Le cas des Cubains expose en outre une double tragédie : l'économique et la morale. Beaucoup ont été dupés par des promesses de salaires en devises ou de citoyenneté russe, et aujourd'hui, leurs familles, sur l'île, n'ont reçu aucune compensation ni nouvelles concernant la rapatriement des corps.
Le régime de La Havane, qui a décrété un deuil officiel pour les 32 Cubains morts au Venezuela aux côtés de Nicolás Maduro, garde un silence absolu sur les victimes en Ukraine, niant même l'existence du recrutement.
Un commerce avec la mort
Pour l'Ukraine, les données reflètent la déshumanisation totale de la stratégie militaire russe. « Aucun commandant ne se soucie de la vie de son personnel. Encore moins s'il s'agit d'étrangers », déclare le communiqué du centre Quiero Vivir.

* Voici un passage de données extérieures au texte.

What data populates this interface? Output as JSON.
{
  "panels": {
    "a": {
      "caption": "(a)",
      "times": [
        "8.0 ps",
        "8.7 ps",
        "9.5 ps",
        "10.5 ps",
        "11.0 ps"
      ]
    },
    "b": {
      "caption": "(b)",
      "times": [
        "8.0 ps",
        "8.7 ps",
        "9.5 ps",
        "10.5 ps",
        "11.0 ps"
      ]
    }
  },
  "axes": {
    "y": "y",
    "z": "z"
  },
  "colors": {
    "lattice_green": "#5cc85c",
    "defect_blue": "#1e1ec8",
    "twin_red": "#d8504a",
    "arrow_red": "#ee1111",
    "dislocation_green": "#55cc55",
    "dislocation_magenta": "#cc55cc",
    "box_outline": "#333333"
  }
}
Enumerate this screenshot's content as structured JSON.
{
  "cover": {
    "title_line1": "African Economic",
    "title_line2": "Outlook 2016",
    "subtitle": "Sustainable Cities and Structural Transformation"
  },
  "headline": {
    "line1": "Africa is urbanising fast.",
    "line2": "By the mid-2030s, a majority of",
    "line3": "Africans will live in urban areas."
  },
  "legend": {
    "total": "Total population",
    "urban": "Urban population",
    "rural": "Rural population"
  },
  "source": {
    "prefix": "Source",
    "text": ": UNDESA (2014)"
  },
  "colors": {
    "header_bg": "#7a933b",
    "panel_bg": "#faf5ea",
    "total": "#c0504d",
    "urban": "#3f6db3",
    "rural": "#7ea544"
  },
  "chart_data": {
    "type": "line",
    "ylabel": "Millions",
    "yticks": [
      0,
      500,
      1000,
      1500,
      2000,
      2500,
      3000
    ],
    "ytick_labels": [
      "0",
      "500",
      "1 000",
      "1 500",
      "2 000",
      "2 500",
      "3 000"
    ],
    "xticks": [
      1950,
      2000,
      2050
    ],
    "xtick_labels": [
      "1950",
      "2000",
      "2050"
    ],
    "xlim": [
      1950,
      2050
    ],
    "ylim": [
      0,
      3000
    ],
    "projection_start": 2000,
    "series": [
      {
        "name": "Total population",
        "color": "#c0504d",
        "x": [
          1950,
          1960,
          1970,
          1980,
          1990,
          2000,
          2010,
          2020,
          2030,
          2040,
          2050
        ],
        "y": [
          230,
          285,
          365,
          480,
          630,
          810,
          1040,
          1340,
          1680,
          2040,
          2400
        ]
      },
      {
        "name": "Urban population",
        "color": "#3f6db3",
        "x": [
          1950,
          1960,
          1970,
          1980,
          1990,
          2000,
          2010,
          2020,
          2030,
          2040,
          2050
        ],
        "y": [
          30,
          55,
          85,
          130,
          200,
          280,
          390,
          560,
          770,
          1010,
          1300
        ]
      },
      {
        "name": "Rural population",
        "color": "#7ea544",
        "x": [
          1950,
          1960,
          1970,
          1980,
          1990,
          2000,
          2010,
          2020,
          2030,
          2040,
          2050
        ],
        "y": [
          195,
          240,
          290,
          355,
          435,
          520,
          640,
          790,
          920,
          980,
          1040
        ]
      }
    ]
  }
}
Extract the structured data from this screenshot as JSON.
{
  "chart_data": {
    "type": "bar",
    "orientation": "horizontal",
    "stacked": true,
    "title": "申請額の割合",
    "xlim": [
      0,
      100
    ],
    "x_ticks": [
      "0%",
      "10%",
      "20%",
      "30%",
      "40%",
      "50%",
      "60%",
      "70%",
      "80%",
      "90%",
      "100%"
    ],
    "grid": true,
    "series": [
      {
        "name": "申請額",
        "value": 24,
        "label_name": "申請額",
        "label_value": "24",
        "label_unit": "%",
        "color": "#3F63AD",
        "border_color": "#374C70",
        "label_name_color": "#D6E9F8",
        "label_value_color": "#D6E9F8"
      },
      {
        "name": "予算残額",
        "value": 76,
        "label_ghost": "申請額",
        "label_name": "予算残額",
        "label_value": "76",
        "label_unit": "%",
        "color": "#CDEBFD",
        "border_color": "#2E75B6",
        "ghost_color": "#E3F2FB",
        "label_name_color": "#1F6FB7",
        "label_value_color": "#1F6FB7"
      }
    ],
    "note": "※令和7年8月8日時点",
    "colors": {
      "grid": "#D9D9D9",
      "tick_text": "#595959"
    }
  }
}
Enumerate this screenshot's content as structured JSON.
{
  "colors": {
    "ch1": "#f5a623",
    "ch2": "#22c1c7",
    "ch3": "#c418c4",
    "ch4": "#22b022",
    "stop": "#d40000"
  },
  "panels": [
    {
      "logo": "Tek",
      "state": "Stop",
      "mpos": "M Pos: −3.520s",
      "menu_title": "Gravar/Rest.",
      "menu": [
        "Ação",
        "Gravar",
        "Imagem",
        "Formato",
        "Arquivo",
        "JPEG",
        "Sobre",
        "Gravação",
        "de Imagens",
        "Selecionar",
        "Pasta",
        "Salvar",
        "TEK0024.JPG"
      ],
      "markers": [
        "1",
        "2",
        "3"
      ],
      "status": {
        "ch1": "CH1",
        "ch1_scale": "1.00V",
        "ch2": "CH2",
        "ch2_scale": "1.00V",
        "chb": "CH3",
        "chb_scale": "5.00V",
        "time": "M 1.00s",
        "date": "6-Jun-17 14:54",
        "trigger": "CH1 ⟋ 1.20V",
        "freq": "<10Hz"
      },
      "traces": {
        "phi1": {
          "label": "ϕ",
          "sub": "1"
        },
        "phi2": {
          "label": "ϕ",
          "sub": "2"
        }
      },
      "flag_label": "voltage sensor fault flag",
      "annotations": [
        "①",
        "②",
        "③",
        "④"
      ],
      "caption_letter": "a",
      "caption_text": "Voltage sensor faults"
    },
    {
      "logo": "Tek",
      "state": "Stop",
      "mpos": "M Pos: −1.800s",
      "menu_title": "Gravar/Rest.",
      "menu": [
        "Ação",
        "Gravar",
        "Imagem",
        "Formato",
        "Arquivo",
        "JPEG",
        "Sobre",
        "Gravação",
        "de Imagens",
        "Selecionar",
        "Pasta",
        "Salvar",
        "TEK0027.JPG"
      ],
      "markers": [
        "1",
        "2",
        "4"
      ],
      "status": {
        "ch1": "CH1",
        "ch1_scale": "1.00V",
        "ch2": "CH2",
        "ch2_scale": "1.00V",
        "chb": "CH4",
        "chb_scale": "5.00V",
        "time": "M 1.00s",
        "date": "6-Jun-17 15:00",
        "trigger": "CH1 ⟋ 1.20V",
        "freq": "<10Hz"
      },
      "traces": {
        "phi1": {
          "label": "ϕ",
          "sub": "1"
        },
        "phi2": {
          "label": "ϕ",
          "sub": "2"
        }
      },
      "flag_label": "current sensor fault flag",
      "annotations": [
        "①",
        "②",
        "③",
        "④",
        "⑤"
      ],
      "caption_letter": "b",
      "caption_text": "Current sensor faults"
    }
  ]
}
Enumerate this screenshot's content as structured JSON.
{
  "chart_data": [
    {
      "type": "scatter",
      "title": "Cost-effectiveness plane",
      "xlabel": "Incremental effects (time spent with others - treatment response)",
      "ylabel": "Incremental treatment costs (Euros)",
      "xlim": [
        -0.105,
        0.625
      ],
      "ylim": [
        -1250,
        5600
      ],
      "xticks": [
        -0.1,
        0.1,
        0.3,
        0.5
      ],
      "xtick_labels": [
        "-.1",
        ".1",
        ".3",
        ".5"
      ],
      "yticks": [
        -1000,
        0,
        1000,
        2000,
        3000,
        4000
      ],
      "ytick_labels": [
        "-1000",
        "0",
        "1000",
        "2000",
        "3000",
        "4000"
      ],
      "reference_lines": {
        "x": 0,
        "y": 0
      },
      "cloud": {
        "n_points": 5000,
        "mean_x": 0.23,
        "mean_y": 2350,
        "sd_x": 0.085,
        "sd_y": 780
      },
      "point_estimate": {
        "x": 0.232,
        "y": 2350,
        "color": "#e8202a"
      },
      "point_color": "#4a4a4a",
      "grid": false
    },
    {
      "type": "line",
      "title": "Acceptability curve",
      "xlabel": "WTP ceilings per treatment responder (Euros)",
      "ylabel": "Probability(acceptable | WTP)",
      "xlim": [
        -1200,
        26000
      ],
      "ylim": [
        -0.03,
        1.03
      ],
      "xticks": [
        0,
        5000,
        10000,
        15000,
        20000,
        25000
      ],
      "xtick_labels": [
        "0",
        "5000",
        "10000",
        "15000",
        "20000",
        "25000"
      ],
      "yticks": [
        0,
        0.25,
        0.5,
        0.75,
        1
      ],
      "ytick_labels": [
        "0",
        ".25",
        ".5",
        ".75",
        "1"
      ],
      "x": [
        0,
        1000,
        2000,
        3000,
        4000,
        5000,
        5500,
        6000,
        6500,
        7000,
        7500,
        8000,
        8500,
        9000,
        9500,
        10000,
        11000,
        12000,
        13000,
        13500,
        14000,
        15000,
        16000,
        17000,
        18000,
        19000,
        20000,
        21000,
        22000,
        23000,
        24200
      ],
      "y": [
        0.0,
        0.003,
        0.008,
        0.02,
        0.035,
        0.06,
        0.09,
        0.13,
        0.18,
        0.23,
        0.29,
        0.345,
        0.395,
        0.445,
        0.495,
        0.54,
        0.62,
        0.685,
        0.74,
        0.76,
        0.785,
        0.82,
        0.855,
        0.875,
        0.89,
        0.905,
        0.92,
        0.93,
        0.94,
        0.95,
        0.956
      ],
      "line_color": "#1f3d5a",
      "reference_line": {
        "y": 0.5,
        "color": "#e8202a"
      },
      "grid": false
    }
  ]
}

Les mercenaires, ajoute-t-il, sont utilisés lors d'attaques d'assaut, d'opérations de nettoyage ou de missions de reconnaissance sans retour.
Le rapport souligne que même les correspondants de guerre russes ont commencé à admettre des chiffres de pertes « monstres », dépassant les centaines de milliers de morts, parmi lesquels des milliers d'étrangers provenant de pays pauvres qui ont été tentés par le « gros salaire » ou ont été envoyés de force.
Dans ce contexte, Cuba apparaît comme l'une des nations qui compte le plus de victimes parmi les recrues latino-américaines.
La guerre de Poutine, menée à dix mille kilomètres de l'île, a déjà engendré des dizaines de familles cubaines brisées et un silence officiel aussi lourd que les morts elles-mêmes.
Alors que Moscou promet de l'argent et la citoyenneté, et que La Havane demeure silencieuse, les statistiques parlent d'elles-mêmes : quatre mois. C'est l'espérance de vie moyenne d'un mercenaire étranger au service de l'armée russe.